Como se percebe, Panahi faz um filme mais solto do que de hábito, com grande parte da duração em registro abertamente humorístico. Talvez tenha escolhido esse tratamento para que o longa não se tornasse por demais carregado. Sua história fala sobre um conflito entre “nós” e “eles”, ou seja: como nós podemos agir diante de quem não teve dúvidas na hora de ser cruel e injusto conosco? Pagar na mesma moeda seria uma vingança legítima? Ou apenas algo que nos rebaixaria à desumanidade de quem nos fez mal?
O humanismo de Panahi é sempre muito comovente: é o que torna seu cinema tão especial. Mas ele não consegue modular muito bem as cenas humorísticas – em vez de tornar seu filme uma narrativa menos solene a partir da comicidade, acaba por diluir o conteúdo. No trecho final, ele recobra a sobriedade, e a questão da ética na vingança ressurge com força. A cena final é magnífica – Panahi, aliás, tem talento especial para selar seus filmes. Mas, verdade seja dita: o filme como um todo não está à altura do que o trecho final deve solidificar na cabeça das pessoas. Um grande final nem sempre significa a conclusão de um grande filme.
O melhor longa do dia foi mesmo Eagles of the Republic, do sueco-egípcio Tarik Saleh. Trabalhando em registros distintos dentro do mesmo filme, entre a comédia leve, o melodrama familiar e o thriller político, o longa acompanha a história de George Fahmy, um ator algo canastrão, mas muito popular no Egito, que é requisitado pelas altas cúpulas do país para interpretar o atual presidente, Abdel Fattah el-Sisi, em um filme de propaganda sobre o autocrata.
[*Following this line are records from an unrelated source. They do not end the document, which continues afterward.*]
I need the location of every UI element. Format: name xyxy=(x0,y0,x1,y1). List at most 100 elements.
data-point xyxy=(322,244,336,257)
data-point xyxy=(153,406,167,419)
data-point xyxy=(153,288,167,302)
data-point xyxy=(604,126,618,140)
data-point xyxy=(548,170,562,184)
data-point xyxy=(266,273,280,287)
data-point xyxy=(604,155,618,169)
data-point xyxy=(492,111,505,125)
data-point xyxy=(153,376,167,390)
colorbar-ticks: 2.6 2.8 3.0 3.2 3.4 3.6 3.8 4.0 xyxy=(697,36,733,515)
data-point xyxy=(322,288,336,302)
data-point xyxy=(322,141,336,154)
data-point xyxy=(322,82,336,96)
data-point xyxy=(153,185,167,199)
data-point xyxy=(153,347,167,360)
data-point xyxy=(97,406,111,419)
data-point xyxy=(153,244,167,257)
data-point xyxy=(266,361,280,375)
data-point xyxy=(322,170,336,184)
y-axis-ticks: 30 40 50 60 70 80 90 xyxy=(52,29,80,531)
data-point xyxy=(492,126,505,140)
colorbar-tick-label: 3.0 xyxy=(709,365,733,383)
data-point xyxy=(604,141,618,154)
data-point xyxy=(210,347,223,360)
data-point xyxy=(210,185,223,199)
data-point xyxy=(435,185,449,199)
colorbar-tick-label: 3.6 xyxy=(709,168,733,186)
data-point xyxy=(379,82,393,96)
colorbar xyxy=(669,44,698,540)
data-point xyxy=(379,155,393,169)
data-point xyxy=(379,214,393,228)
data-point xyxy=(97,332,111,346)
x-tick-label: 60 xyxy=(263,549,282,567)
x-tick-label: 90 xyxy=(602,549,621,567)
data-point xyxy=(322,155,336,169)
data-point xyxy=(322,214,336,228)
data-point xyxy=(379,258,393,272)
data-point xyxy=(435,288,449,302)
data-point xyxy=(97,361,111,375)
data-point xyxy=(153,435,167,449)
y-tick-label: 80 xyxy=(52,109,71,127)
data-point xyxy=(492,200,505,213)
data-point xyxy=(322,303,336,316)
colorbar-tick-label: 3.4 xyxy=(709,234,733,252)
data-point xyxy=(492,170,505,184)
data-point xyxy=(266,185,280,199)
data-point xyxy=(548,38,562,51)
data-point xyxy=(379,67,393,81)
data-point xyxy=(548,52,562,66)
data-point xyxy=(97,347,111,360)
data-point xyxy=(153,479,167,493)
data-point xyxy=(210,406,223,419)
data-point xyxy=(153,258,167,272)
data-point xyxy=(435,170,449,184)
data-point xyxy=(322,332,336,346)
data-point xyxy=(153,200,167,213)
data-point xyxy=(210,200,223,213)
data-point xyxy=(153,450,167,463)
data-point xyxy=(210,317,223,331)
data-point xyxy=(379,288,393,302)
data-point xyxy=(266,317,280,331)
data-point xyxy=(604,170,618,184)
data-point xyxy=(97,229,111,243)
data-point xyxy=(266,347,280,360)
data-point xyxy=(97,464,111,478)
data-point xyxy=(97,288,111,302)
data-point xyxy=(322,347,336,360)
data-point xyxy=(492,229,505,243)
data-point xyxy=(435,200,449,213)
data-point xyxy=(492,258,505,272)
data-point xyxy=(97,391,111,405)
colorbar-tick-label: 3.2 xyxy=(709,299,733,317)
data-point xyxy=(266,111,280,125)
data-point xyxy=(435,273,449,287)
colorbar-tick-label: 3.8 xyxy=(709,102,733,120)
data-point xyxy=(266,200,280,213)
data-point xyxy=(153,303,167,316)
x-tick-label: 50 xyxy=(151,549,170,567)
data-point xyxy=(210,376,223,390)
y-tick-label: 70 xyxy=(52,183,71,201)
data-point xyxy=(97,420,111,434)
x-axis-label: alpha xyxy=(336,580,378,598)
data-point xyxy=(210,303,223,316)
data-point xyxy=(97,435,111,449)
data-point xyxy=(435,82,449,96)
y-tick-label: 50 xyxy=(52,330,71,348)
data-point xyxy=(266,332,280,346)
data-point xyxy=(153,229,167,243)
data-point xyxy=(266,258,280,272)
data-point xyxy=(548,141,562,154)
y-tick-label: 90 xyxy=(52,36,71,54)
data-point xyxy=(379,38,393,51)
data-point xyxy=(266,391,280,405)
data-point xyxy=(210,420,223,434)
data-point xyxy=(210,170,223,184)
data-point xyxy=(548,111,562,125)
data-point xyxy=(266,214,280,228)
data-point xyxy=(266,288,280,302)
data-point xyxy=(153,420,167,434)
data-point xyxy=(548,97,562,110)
Fahmy não se interessa por política, mas sabe que o ditador está longe de ser o homem heroico que o roteiro quer vender, então se recusa a fazer o filme. Porém, o governo o pressiona, ameaçando prender seu filho, então o ator cede e aceita filmar.
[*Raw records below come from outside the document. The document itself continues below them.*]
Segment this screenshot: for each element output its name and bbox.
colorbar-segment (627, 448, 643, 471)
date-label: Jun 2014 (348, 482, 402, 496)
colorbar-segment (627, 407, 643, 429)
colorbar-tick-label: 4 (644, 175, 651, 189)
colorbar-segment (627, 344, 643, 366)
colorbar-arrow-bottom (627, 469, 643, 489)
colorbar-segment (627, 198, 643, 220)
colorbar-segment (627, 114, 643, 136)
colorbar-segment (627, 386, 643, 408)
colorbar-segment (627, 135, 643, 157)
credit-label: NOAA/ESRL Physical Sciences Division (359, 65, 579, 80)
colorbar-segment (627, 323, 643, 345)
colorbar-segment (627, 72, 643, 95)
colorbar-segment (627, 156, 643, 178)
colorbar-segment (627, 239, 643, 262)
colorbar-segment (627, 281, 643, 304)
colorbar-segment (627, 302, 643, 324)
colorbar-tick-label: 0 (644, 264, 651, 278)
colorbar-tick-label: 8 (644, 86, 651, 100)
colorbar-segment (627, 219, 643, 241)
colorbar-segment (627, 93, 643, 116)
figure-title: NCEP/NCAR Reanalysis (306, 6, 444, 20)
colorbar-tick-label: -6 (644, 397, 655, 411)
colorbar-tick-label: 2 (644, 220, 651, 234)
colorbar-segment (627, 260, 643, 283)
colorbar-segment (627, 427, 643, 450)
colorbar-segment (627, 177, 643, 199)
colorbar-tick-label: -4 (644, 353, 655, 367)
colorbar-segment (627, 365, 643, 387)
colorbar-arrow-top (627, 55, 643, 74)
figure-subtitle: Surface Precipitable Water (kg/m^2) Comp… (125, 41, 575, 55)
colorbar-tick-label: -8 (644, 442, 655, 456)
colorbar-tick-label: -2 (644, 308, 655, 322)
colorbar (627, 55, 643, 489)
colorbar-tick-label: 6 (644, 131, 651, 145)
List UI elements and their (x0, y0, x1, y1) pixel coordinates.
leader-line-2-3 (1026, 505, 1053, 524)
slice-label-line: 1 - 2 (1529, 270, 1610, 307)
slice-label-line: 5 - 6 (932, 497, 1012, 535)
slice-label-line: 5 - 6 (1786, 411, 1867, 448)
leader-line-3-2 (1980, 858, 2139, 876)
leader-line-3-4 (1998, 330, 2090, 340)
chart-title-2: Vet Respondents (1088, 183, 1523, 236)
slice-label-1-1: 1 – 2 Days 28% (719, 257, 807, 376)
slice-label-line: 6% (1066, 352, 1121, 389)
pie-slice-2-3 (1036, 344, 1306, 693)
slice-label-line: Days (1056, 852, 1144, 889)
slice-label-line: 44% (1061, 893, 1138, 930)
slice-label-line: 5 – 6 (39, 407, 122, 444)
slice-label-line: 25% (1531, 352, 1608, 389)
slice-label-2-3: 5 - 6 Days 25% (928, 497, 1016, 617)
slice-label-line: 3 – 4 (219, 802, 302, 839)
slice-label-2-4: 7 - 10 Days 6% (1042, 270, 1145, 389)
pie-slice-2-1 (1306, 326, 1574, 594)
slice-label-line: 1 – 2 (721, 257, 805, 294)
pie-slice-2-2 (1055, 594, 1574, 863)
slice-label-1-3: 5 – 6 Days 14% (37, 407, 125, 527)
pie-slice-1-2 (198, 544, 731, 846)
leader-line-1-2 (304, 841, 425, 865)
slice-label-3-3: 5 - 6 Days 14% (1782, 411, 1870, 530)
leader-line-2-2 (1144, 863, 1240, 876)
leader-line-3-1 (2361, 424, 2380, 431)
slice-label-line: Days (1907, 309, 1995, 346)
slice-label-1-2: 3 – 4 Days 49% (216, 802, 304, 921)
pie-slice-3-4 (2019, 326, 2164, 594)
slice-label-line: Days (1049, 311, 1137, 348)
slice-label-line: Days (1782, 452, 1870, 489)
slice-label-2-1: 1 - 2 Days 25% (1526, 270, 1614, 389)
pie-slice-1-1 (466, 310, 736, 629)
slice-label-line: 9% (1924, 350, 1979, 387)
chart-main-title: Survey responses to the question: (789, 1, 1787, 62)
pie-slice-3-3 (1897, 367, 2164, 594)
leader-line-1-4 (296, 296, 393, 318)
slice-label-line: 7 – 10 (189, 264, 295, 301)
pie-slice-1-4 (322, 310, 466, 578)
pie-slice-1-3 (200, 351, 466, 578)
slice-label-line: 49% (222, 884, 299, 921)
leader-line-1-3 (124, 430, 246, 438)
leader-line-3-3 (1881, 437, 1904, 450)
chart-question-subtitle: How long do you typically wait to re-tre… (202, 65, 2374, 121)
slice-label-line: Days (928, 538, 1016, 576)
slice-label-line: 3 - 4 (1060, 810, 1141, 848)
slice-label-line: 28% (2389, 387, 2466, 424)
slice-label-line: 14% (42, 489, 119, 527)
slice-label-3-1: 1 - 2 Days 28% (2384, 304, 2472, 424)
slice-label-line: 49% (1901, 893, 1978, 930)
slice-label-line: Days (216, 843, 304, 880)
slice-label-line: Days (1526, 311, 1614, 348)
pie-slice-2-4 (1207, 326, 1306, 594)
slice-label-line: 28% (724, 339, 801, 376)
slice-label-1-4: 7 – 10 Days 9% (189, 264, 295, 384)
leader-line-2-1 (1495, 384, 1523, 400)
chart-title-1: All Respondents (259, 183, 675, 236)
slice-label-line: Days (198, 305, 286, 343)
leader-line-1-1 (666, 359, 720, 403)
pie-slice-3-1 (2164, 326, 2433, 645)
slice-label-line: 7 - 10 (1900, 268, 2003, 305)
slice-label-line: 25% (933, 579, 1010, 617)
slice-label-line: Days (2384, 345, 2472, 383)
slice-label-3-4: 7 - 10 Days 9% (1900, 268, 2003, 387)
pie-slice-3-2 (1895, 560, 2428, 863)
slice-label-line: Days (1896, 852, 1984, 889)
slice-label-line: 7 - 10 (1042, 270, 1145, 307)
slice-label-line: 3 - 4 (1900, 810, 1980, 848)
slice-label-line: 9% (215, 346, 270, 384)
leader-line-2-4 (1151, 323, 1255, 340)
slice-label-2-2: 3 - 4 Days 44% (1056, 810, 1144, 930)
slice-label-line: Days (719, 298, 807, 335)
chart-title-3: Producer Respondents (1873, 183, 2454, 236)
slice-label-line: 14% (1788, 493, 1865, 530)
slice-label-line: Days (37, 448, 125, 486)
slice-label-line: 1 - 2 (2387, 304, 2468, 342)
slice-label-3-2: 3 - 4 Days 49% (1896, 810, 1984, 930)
À medida em que começa a lidar com lideranças de seu país, Fahmy começa a desfrutar das benesses de quem tem poder, e até a gostar disso. Quando ele se dá conta de que se meteu mais do que deveria com o atual governo, já é tarde demais: está envolvido até o pescoço em uma perigosa engrenagem.
O filme nem sempre funciona bem na primeira parte, porque Saleh (como Panahi, aliás) parece não ter muito senso para o timing cômico – edita as cenas em momentos inapropriados. Mas o diretor tem diante de sua câmera o excelente ator Fares Fares, que tem uma presença invariavelmente marcante e consegue levar o filme nas costas quando o longa não se sustenta por si só. A história evolui cautelosamente rumo ao suspense político, e dali em diante Saleh passa a dominar o filme com um excepcional talento, na mesma tradição do vigor narrativo que Costa-Gavras apresentava em seus longas dos anos 1970.
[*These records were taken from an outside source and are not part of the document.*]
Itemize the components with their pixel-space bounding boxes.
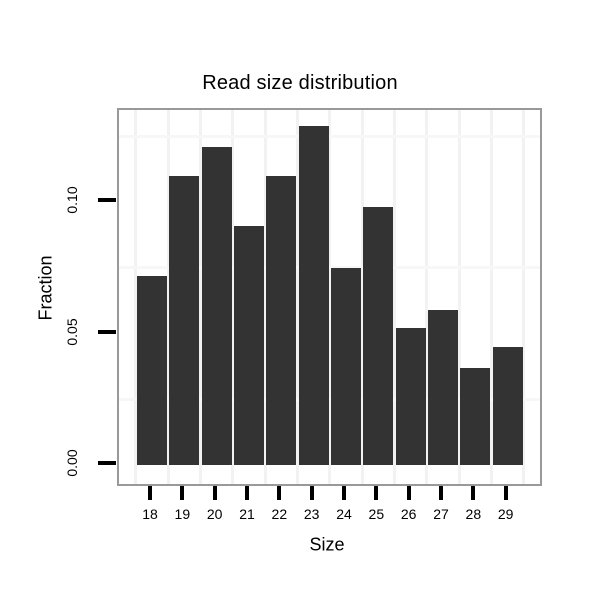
chart-title: Read size distribution (202, 72, 398, 94)
x-tick-label: 28 (465, 506, 482, 522)
minor-gridline-vertical (522, 110, 526, 484)
y-tick (98, 461, 116, 465)
bar-size-20 (201, 146, 232, 465)
x-tick (374, 486, 379, 500)
minor-gridline-vertical (328, 110, 332, 484)
minor-gridline-vertical (198, 110, 202, 484)
bar-size-22 (266, 175, 297, 465)
x-axis-label: Size (309, 534, 345, 555)
y-tick (98, 198, 116, 202)
plot-panel (117, 108, 542, 486)
minor-gridline-vertical (263, 110, 267, 484)
minor-gridline-vertical (231, 110, 235, 484)
x-tick (341, 486, 346, 500)
x-tick-label: 18 (142, 506, 158, 522)
bar-size-19 (169, 175, 200, 465)
minor-gridline-horizontal (119, 134, 540, 138)
minor-gridline-vertical (295, 110, 299, 484)
x-tick-label: 19 (174, 506, 191, 522)
minor-gridline-vertical (134, 110, 138, 484)
y-tick (98, 329, 116, 334)
x-tick (471, 486, 476, 500)
bar-size-21 (233, 225, 264, 465)
x-tick-label: 24 (336, 506, 352, 522)
x-tick (180, 486, 185, 500)
x-tick-label: 26 (400, 506, 417, 522)
x-tick (212, 486, 217, 500)
bar-size-18 (137, 275, 167, 465)
bar-size-25 (363, 207, 394, 465)
bar-size-24 (330, 267, 361, 465)
minor-gridline-vertical (425, 110, 429, 484)
y-tick-label: 0.10 (64, 186, 80, 214)
x-tick (277, 486, 282, 500)
x-tick (309, 486, 314, 500)
x-tick-label: 25 (368, 506, 385, 522)
minor-gridline-vertical (489, 110, 493, 484)
bar-size-27 (427, 309, 458, 465)
minor-gridline-horizontal (119, 397, 540, 401)
x-tick-label: 27 (433, 506, 449, 522)
y-axis-label: Fraction (35, 255, 56, 321)
x-tick-label: 21 (239, 506, 255, 522)
x-tick (244, 486, 249, 500)
x-tick-label: 20 (206, 506, 223, 522)
minor-gridline-vertical (457, 110, 461, 484)
minor-gridline-vertical (360, 110, 364, 484)
bar-size-28 (460, 367, 491, 465)
x-tick-label: 22 (271, 506, 288, 522)
minor-gridline-vertical (392, 110, 396, 484)
minor-gridline-vertical (166, 110, 170, 484)
x-tick-label: 29 (497, 506, 514, 522)
y-tick-label: 0.05 (64, 317, 80, 346)
minor-gridline-horizontal (119, 266, 540, 270)
x-tick (148, 486, 152, 500)
bar-size-26 (395, 328, 426, 465)
bar-size-29 (492, 346, 523, 465)
bar-size-23 (298, 125, 329, 465)
x-tick (438, 486, 443, 500)
x-tick (503, 486, 508, 500)
x-tick (406, 486, 411, 500)
y-tick-label: 0.00 (64, 449, 80, 477)
x-tick-label: 23 (303, 506, 320, 522)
O filme termina muito maior do que começou, e trava um curioso diálogo com o Two prosecutors, de Sergei Loznitsa, em sua reflexão sobre o quanto um cidadão sozinho, mesmo amparado pela lei (o procurador de Two prosecutors) ou pelo seu apelo popular (o astro de cinema de Eagles) não tem a menor chance diante de um Estado autoritário e corrompido.